Les idées de la Réforme sont arrivées tard à Dijon. L’Église de l’époque satisfaisait aux aspirations religieuses de la population, Dijon était un relais de l’autorité royale et provinciale, un rempart contre le protestantisme, hérésie d’État, hérésie municipale. Aussi, entre 1560 et 1562, les autorités s’employèrent-elles à marginaliser les Dijonnais protestants. Après le premier édit de tolérance (édit de Romorantin, 1560), où les protestants obtinrent le droit de conscience, la communauté se réunit en « conventicule », assemblée religieuse chez un particulier, rue des Forges, chez Jean Soillot, exécuté en décembre 1561. Le pasteur Pierre Le Roy, envoyé de Genève, ayant quitté Dijon rapidement pour Troyes, en février 1562, les réformés dijonnais, par l’intermédiaire de M. de Frasans, s’adressèrent à Calvin pour avoir un ministre spirituel. La communauté ne pouvait dresser une église, célébrer la Cène, ni être facilement maîtrisée.
En 1562, le premier synode régional des Églises réformées se tint à Chalon. L’Édit de pacification et de garanties de Saint-Germain du 17 janvier, plus libéral que l’Édit de Nantes, n’était pas appliqué par le Parlement de Bourgogne qui refusait toute coexistence confessionnelle. Gaspard de Saulx-Tavanes, alors lieutenant-général de la province, ne s’opposait pas directement à l’Édit mais laissait au Parlement la liberté de retarder son enregistrement ; il aida de tout son pouvoir le conseiller Jean Béjat, champion du conservatisme catholique, et Bénigne Martin, vicomte-mayeur en 1557-1560 et 1561-1565, ardent catholique, à épurer littéralement Dijon de tous les protestants habitant la ville.
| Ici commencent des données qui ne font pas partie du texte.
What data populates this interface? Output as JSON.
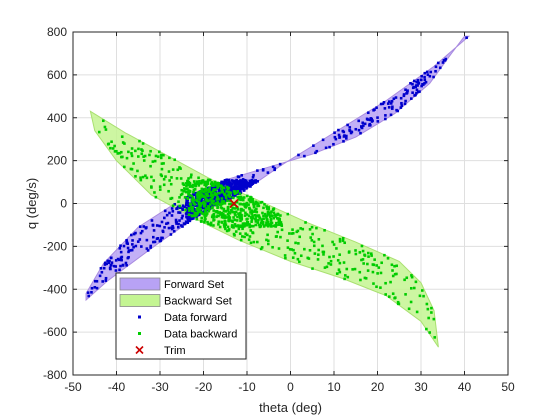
{
  "chart_data": {
    "type": "scatter",
    "title": "",
    "xlabel": "theta (deg)",
    "ylabel": "q (deg/s)",
    "xlim": [
      -50,
      50
    ],
    "ylim": [
      -800,
      800
    ],
    "xticks": [
      -50,
      -40,
      -30,
      -20,
      -10,
      0,
      10,
      20,
      30,
      40,
      50
    ],
    "yticks": [
      -800,
      -600,
      -400,
      -200,
      0,
      200,
      400,
      600,
      800
    ],
    "xtick_labels": [
      "-50",
      "-40",
      "-30",
      "-20",
      "-10",
      "0",
      "10",
      "20",
      "30",
      "40",
      "50"
    ],
    "ytick_labels": [
      "-800",
      "-600",
      "-400",
      "-200",
      "0",
      "200",
      "400",
      "600",
      "800"
    ],
    "grid": true,
    "legend_position": "bottom-left",
    "series": [
      {
        "name": "Forward Set",
        "kind": "polygon",
        "fill": "#b8a2f5",
        "stroke": "#a98be0",
        "points": [
          [
            -47,
            -450
          ],
          [
            -42,
            -360
          ],
          [
            -30,
            -180
          ],
          [
            -20,
            -40
          ],
          [
            -12,
            40
          ],
          [
            -2,
            180
          ],
          [
            10,
            330
          ],
          [
            22,
            480
          ],
          [
            33,
            640
          ],
          [
            41,
            780
          ],
          [
            40,
            780
          ],
          [
            37,
            700
          ],
          [
            32,
            560
          ],
          [
            24,
            420
          ],
          [
            15,
            310
          ],
          [
            5,
            230
          ],
          [
            -5,
            170
          ],
          [
            -15,
            110
          ],
          [
            -25,
            20
          ],
          [
            -35,
            -110
          ],
          [
            -43,
            -280
          ],
          [
            -47,
            -420
          ]
        ]
      },
      {
        "name": "Backward Set",
        "kind": "polygon",
        "fill": "#c4f592",
        "stroke": "#a9e070",
        "points": [
          [
            -46,
            430
          ],
          [
            -38,
            330
          ],
          [
            -28,
            220
          ],
          [
            -18,
            110
          ],
          [
            -8,
            20
          ],
          [
            4,
            -90
          ],
          [
            15,
            -180
          ],
          [
            25,
            -270
          ],
          [
            30,
            -370
          ],
          [
            33,
            -500
          ],
          [
            34,
            -670
          ],
          [
            30,
            -550
          ],
          [
            22,
            -430
          ],
          [
            12,
            -350
          ],
          [
            0,
            -270
          ],
          [
            -12,
            -170
          ],
          [
            -22,
            -70
          ],
          [
            -32,
            40
          ],
          [
            -40,
            200
          ],
          [
            -45,
            340
          ]
        ]
      },
      {
        "name": "Data forward",
        "kind": "scatter",
        "color": "#0000cc",
        "marker": "square",
        "count": 900,
        "note_region": "Forward Set"
      },
      {
        "name": "Data backward",
        "kind": "scatter",
        "color": "#00cc00",
        "marker": "square",
        "count": 900,
        "note_region": "Backward Set"
      },
      {
        "name": "Trim",
        "kind": "marker",
        "color": "#cc0000",
        "marker": "x",
        "points": [
          [
            -13,
            0
          ]
        ]
      }
    ]
  },
  "legend": [
    {
      "label": "Forward Set",
      "color": "#b8a2f5",
      "marker": "patch"
    },
    {
      "label": "Backward Set",
      "color": "#c4f592",
      "marker": "patch"
    },
    {
      "label": "Data forward",
      "color": "#0000cc",
      "marker": "dot"
    },
    {
      "label": "Data backward",
      "color": "#00cc00",
      "marker": "dot"
    },
    {
      "label": "Trim",
      "color": "#cc0000",
      "marker": "x"
    }
  ]
}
La rumeur d’un coup de force se propagea le jour de la Pentecôte 1562 : cette grande peur permit à Tavanes un coup d’État contre les huguenots. Des protestants furent arrêtés, des maisons perquisitionnées, les artisans fidèles à Calvin expulsés comme tous les suspects. Les réformés furent exclus du statut de bourgeoisie, ils durent faire acte de catholicité pour conserver leurs charges. Le bilan à la fin du mois de juillet 1562 est l’exil pour deux mille protestants, l’emprisonnement pour cent-soixante d’entre eux, l’assassinat pour cinq, la condamnation à mort en effigie pour trente-huit, l’exécution d’une jeune fille de 16 ans. Cette stratégie influença Paris qui prendra la même décision d’expulsion de ses « hérétiques » le 13 juillet 1562. La communauté dijonnaise fut réduite à la survie.
David El Kenz, "La Réforme à Dijon : d'une hérésie d'État à une hérésie municipale (1530-1598)", Bulletin de liaison / Association pour le renouveau du Vieux-Dijon, n° 29, 4e trim. 2000, p. 14-20.